New challenge, the Deep Freeze Summer Challenge gave me an opportunity to take stock of my freezer. This is what I found, chopped spinach, puff pastry, walnuts, chopped onions and cooked chicken. I also had some frozen sliced cheese and did not know what it was but looked white, maybe Jack.
I did cheat a bit and used some basil but it was from my herb garden, I didn't go to the store.
So, this is what I cooked up from the freezer. Chicken and Spinach Empanadas with Toasted Walnut and Basil Pesto.
I sauteed the onion in olive oil then chopped the chicken quite fine and added that to the skillet. Mean while I toasted some walnuts and made a pesto without the cheese and this I added to the chicken.
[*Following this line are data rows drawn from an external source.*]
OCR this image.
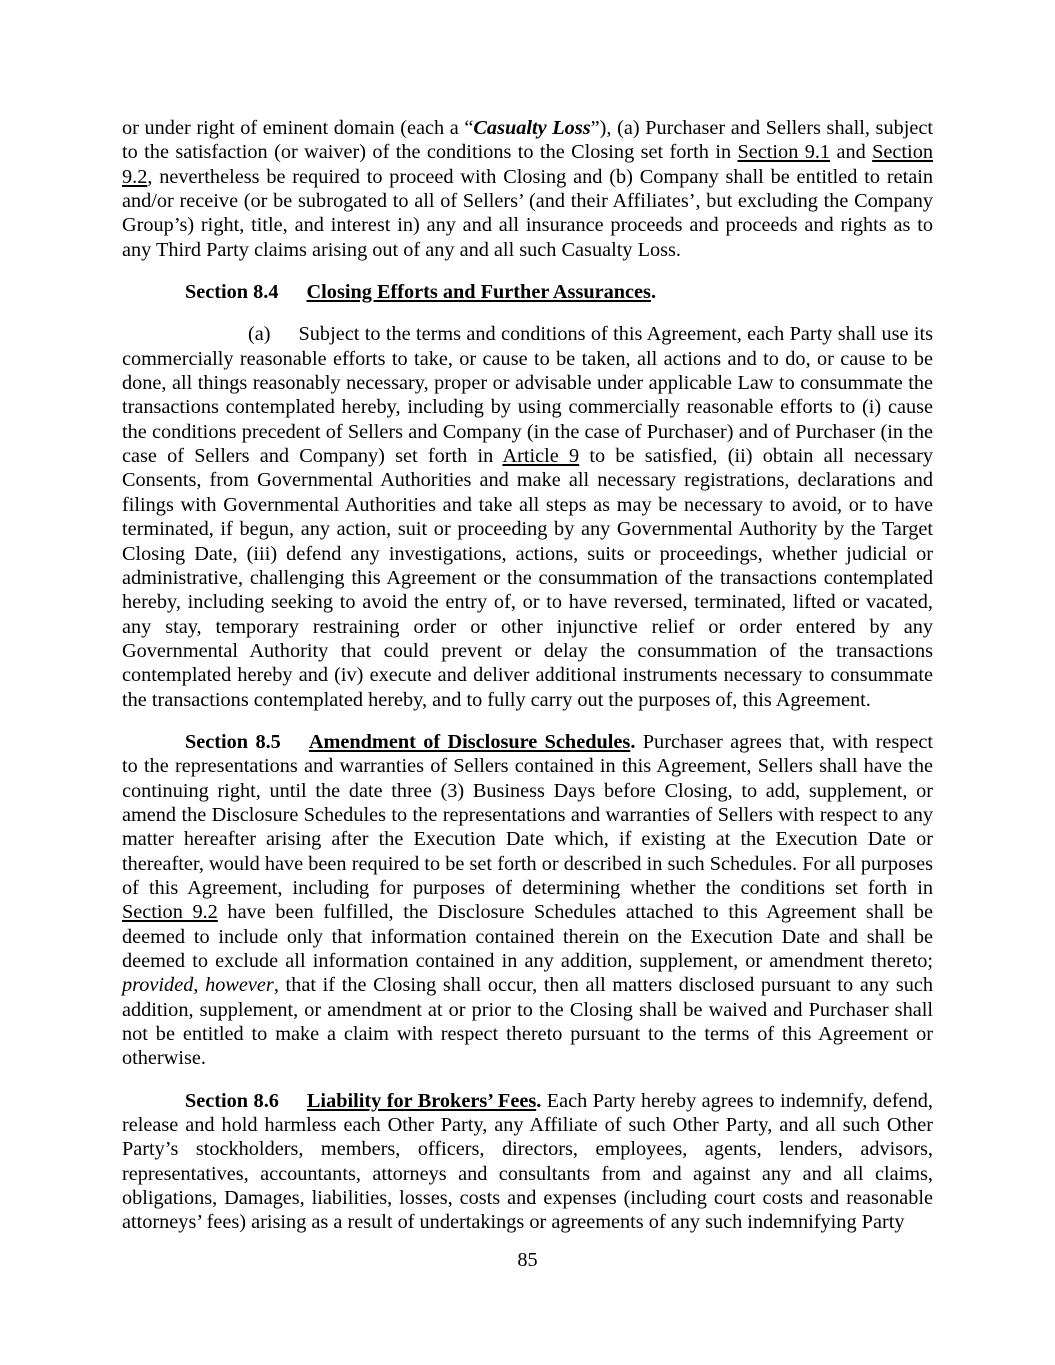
or under right of eminent domain (each a “Casualty Loss”), (a) Purchaser and Sellers shall, subject to the satisfaction (or waiver) of the conditions to the Closing set forth in Section 9.1 and Section 9.2, nevertheless be required to proceed with Closing and (b) Company shall be entitled to retain and/or receive (or be subrogated to all of Sellers’ (and their Affiliates’, but excluding the Company Group’s) right, title, and interest in) any and all insurance proceeds and proceeds and rights as to any Third Party claims arising out of any and all such Casualty Loss.

Section 8.4 Closing Efforts and Further Assurances.

(a) Subject to the terms and conditions of this Agreement, each Party shall use its commercially reasonable efforts to take, or cause to be taken, all actions and to do, or cause to be done, all things reasonably necessary, proper or advisable under applicable Law to consummate the transactions contemplated hereby, including by using commercially reasonable efforts to (i) cause the conditions precedent of Sellers and Company (in the case of Purchaser) and of Purchaser (in the case of Sellers and Company) set forth in Article 9 to be satisfied, (ii) obtain all necessary Consents, from Governmental Authorities and make all necessary registrations, declarations and filings with Governmental Authorities and take all steps as may be necessary to avoid, or to have terminated, if begun, any action, suit or proceeding by any Governmental Authority by the Target Closing Date, (iii) defend any investigations, actions, suits or proceedings, whether judicial or administrative, challenging this Agreement or the consummation of the transactions contemplated hereby, including seeking to avoid the entry of, or to have reversed, terminated, lifted or vacated, any stay, temporary restraining order or other injunctive relief or order entered by any Governmental Authority that could prevent or delay the consummation of the transactions contemplated hereby and (iv) execute and deliver additional instruments necessary to consummate the transactions contemplated hereby, and to fully carry out the purposes of, this Agreement.

Section 8.5 Amendment of Disclosure Schedules. Purchaser agrees that, with respect to the representations and warranties of Sellers contained in this Agreement, Sellers shall have the continuing right, until the date three (3) Business Days before Closing, to add, supplement, or amend the Disclosure Schedules to the representations and warranties of Sellers with respect to any matter hereafter arising after the Execution Date which, if existing at the Execution Date or thereafter, would have been required to be set forth or described in such Schedules. For all purposes of this Agreement, including for purposes of determining whether the conditions set forth in Section 9.2 have been fulfilled, the Disclosure Schedules attached to this Agreement shall be deemed to include only that information contained therein on the Execution Date and shall be deemed to exclude all information contained in any addition, supplement, or amendment thereto; provided, however, that if the Closing shall occur, then all matters disclosed pursuant to any such addition, supplement, or amendment at or prior to the Closing shall be waived and Purchaser shall not be entitled to make a claim with respect thereto pursuant to the terms of this Agreement or otherwise.

Section 8.6 Liability for Brokers’ Fees. Each Party hereby agrees to indemnify, defend, release and hold harmless each Other Party, any Affiliate of such Other Party, and all such Other Party’s stockholders, members, officers, directors, employees, agents, lenders, advisors, representatives, accountants, attorneys and consultants from and against any and all claims, obligations, Damages, liabilities, losses, costs and expenses (including court costs and reasonable attorneys’ fees) arising as a result of undertakings or agreements of any such indemnifying Party

85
I then added a few handfuls of the spinach and cooked it all for a few minutes. In goes the cheese, oh look, it's Swiss, didn't matter now. Salt and pepper and set aside to cool.
The puff pastry was defrosted so I floured my board and just rolled them out a bit. Filled half of the square and folded into a triangle. On to a cookie sheet and brushed with olive oil and into a hot 400 oven for about ten minutes. Puffed, and lightly browned. The squares were large so I cut the empanadas in half. Quite tasty was my beloved's assessment and I have to admit it was fun to experiment especially when it turned out so good.
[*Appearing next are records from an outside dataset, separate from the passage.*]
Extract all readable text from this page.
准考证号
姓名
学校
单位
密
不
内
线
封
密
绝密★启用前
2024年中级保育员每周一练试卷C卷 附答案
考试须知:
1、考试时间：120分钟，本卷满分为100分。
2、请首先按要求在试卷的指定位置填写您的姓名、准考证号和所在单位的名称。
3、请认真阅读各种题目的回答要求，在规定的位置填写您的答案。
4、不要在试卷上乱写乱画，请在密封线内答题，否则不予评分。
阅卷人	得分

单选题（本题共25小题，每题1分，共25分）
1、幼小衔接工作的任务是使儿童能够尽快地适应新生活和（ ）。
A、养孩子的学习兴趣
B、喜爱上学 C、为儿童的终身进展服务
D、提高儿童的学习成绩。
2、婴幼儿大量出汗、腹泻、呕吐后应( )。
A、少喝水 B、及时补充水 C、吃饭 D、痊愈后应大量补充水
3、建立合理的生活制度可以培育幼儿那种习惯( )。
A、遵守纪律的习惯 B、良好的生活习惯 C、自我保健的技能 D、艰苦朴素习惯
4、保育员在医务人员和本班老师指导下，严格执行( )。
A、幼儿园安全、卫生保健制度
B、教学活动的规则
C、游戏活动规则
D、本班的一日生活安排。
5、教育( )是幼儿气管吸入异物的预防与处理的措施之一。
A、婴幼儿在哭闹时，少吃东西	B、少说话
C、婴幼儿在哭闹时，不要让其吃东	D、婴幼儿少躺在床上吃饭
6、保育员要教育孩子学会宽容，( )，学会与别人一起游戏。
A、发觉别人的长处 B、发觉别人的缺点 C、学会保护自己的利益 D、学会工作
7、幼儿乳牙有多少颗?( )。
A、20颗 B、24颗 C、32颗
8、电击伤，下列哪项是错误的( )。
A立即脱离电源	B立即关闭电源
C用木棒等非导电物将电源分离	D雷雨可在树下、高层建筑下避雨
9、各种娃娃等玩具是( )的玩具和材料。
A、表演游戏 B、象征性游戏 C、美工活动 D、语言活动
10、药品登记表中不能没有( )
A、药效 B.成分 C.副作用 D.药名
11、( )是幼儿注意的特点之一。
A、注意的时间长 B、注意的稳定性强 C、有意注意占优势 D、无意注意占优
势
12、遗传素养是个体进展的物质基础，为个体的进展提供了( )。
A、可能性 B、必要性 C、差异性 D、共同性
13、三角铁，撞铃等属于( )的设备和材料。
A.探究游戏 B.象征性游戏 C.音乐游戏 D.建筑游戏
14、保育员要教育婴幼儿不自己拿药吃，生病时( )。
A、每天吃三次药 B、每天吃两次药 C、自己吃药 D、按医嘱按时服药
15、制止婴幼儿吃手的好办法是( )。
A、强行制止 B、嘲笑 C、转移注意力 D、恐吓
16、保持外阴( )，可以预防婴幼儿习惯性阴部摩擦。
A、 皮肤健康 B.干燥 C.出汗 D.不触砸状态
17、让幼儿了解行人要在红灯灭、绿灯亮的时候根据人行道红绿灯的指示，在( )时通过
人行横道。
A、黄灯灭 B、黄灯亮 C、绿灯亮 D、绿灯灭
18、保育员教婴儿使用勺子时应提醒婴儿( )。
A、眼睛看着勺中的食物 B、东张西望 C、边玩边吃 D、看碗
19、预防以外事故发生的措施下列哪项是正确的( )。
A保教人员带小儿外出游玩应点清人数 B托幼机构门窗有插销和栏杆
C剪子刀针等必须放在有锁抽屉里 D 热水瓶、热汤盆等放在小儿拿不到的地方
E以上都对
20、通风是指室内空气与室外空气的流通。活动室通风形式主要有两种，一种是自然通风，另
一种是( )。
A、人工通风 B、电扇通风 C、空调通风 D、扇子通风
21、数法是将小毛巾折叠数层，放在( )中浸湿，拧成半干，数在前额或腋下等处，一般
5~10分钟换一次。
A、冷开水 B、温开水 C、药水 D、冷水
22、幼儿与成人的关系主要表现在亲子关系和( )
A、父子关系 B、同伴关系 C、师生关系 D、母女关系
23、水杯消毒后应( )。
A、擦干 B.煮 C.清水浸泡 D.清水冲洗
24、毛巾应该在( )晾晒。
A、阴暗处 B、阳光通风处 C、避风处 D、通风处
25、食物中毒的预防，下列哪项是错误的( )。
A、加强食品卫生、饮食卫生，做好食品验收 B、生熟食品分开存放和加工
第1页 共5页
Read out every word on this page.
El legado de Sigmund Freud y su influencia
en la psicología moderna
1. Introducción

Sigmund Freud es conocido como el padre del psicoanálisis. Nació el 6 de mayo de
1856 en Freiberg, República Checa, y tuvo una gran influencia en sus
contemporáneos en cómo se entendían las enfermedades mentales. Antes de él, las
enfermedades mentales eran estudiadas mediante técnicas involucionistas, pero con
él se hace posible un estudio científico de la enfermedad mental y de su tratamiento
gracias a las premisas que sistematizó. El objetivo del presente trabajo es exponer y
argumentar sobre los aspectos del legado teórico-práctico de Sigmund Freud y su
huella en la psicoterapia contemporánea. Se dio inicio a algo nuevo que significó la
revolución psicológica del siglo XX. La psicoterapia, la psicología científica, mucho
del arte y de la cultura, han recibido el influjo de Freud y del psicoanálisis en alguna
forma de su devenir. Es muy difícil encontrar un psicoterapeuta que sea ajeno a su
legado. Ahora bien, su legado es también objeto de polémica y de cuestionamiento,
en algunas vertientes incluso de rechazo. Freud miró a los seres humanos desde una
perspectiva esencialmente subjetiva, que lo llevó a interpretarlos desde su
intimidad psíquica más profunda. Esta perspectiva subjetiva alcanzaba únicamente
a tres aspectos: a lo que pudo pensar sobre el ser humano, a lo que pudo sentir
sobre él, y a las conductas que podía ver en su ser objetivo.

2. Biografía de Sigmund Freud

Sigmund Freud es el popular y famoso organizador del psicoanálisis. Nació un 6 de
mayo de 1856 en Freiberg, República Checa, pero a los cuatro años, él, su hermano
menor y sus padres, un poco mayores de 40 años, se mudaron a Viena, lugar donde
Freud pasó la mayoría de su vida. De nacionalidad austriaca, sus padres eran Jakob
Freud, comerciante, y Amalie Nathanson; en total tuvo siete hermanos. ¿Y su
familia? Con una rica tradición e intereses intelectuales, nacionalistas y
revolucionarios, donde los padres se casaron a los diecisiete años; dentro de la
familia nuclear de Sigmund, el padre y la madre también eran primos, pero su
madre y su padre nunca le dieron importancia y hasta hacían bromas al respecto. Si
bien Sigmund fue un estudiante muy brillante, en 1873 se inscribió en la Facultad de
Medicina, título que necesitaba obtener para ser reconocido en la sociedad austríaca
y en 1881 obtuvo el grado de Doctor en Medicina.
Here is a bonus. I had two left over pastry squares so I rolled them out into a rectangle, brushed with olive oil, and sprinkled some parmesan cheese. I then cut each into about four long pieces and gave each one a few twists then onto a cookie sheet and into the same hot oven.
2 comments:
Thanks for participating! These look fantastic - so professinal like (like the turnovers I get in the store.) I bet this would work well with phyllo dough, too!
Ooh yum, I made something similar the other day but yours look much cuter and tastier!